All around you, kids are going hushed. ID pulls out of the spin, club low. You can’t hear it, but you picture it must be whistling: it looks like it ought to be, the way it swings low and then goes high, cutting through the air in the most perfect kinda curve. It hits the troll right under the chin, in the meat of his neck, striking the skin like it was made to be there.

The troll crumples.

“Voila!” ID says, breathless.

When he turns back to face you, the light catches the club. The end is damp.

“And. Uh. That’s one of the first techniques from the Ecchet method,” ID says. There’s sweat on his lip. He laughs like there’s a joke, then stops, rolls his eyes. “Though you already knew that, didn’t you? ‘least, I certainly hope you did! Basic history right there. Now, uh, I can go ahead and show you the second technique –”

“Not quite yet.” The martinet speaks up, and he goes quiet. His face’s going yellow again, but you don’t care why. There’s something jittering in you, like your pumpbiscuit but wrong: like there’s a sack full of moths in your digestion-sack, and if you open your mouth, they’re all going to fly out. The bodies still on the floor. It isn’t a troll anymore, not anymore, and the eyes are all yellow, like the absence of purple’s there to prove it.

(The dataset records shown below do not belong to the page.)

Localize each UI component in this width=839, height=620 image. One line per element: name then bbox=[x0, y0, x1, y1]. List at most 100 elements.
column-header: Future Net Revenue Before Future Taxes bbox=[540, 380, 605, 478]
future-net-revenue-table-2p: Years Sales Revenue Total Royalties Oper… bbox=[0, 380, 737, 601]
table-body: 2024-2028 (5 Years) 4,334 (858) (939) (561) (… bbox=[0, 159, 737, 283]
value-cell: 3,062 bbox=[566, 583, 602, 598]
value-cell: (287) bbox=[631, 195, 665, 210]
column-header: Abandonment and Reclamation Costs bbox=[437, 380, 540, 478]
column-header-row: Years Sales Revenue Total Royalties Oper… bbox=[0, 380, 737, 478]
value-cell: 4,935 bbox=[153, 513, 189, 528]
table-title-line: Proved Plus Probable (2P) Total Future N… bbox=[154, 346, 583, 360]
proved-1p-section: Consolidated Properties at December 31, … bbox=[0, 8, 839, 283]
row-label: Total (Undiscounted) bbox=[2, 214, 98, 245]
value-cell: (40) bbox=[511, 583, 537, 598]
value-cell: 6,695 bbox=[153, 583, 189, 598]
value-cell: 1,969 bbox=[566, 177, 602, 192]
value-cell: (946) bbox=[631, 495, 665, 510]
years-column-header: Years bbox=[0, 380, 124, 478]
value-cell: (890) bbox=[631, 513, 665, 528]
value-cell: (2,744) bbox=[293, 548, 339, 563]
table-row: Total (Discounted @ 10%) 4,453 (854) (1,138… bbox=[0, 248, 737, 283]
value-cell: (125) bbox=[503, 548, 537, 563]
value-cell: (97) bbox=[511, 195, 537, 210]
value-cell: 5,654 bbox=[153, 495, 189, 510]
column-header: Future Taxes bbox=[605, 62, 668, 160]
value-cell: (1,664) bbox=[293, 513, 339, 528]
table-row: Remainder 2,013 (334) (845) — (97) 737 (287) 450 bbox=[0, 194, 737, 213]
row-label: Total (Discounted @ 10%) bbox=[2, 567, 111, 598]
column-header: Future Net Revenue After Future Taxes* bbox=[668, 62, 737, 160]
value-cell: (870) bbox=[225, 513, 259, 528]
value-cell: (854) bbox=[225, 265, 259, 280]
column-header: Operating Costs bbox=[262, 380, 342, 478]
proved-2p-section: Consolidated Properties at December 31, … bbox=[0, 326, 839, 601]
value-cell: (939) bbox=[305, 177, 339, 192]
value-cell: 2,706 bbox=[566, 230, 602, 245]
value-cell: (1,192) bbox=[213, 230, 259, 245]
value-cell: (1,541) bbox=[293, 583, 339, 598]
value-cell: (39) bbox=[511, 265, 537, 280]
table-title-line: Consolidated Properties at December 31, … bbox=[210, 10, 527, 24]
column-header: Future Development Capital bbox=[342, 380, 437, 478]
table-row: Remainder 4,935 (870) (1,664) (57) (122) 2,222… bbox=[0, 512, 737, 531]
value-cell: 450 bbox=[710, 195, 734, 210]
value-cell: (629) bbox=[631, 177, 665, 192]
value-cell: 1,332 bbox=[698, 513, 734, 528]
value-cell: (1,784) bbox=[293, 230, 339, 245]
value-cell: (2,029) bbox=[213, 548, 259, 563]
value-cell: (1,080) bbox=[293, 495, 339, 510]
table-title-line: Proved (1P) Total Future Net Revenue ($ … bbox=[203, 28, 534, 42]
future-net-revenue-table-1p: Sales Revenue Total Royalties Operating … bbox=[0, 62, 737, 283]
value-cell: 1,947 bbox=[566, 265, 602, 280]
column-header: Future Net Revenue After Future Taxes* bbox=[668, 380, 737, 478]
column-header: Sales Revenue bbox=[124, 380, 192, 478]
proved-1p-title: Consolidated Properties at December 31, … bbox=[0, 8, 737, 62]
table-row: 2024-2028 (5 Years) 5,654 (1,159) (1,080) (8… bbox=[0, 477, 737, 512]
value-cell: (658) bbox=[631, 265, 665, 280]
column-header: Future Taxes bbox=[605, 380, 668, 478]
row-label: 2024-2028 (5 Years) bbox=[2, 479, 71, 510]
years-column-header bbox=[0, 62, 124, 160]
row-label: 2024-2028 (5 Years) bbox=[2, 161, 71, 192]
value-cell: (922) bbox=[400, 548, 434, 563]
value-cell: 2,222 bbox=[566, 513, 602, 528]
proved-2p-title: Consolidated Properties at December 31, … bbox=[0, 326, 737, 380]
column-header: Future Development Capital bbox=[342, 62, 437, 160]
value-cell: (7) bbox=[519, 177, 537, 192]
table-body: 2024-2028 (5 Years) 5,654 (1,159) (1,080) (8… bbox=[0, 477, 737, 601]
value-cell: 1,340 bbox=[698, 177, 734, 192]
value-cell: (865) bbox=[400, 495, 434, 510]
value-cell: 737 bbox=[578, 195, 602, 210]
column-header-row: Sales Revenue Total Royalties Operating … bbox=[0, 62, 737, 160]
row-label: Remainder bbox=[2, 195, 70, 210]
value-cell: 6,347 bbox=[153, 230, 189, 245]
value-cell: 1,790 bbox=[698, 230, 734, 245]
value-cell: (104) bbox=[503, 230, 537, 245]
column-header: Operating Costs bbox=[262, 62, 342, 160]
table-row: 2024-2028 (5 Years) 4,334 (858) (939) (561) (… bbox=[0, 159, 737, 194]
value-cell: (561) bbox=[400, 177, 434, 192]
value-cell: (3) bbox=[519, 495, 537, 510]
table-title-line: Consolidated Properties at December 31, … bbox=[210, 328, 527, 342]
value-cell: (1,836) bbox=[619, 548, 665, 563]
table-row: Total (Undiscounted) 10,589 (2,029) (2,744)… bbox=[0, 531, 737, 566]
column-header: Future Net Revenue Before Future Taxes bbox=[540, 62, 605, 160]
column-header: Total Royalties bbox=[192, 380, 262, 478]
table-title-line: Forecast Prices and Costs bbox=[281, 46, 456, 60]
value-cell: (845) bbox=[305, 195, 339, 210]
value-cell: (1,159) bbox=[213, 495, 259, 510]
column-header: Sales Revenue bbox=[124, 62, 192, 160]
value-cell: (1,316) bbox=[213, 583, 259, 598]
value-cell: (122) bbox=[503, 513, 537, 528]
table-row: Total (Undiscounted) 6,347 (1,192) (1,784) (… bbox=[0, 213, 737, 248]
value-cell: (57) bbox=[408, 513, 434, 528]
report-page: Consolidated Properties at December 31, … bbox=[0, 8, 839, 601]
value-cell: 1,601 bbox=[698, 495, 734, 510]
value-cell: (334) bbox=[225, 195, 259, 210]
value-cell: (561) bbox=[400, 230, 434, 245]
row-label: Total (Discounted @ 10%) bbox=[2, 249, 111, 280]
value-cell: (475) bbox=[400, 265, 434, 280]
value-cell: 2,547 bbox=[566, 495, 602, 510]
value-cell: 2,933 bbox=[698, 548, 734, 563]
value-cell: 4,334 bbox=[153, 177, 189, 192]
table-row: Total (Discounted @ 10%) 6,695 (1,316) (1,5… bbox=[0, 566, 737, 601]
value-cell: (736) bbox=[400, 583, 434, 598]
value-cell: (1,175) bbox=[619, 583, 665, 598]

The body’s still there, and the club’s damp.

The martinet clears her throat. She’s so much bigger up close, standing in front of all of you. She’s massive, and Taufik’s tense as a wire, and she isn’t even doing anything.

The moths are pushing at your throat, at your teeth, at your lips.

“As Conetl said,” she says, and behind her, ID twitches: “That was the first technique from the Ecchet method. It is one of the deadliest, one of the most efficient, and it is simple enough that it is the first that we teach every dancer. Anyone can perform it.”

“Would anyone care to try?’

The end of the club is damp, and in the harsh lights of the cull-pit, it looks like it’s glowing.

ID is looking right at you, eyes wide. Everything about him is saying you don’t have to do it.

“I want to try, highblood,” you burst out, eager, too loud, and behind her, he winces.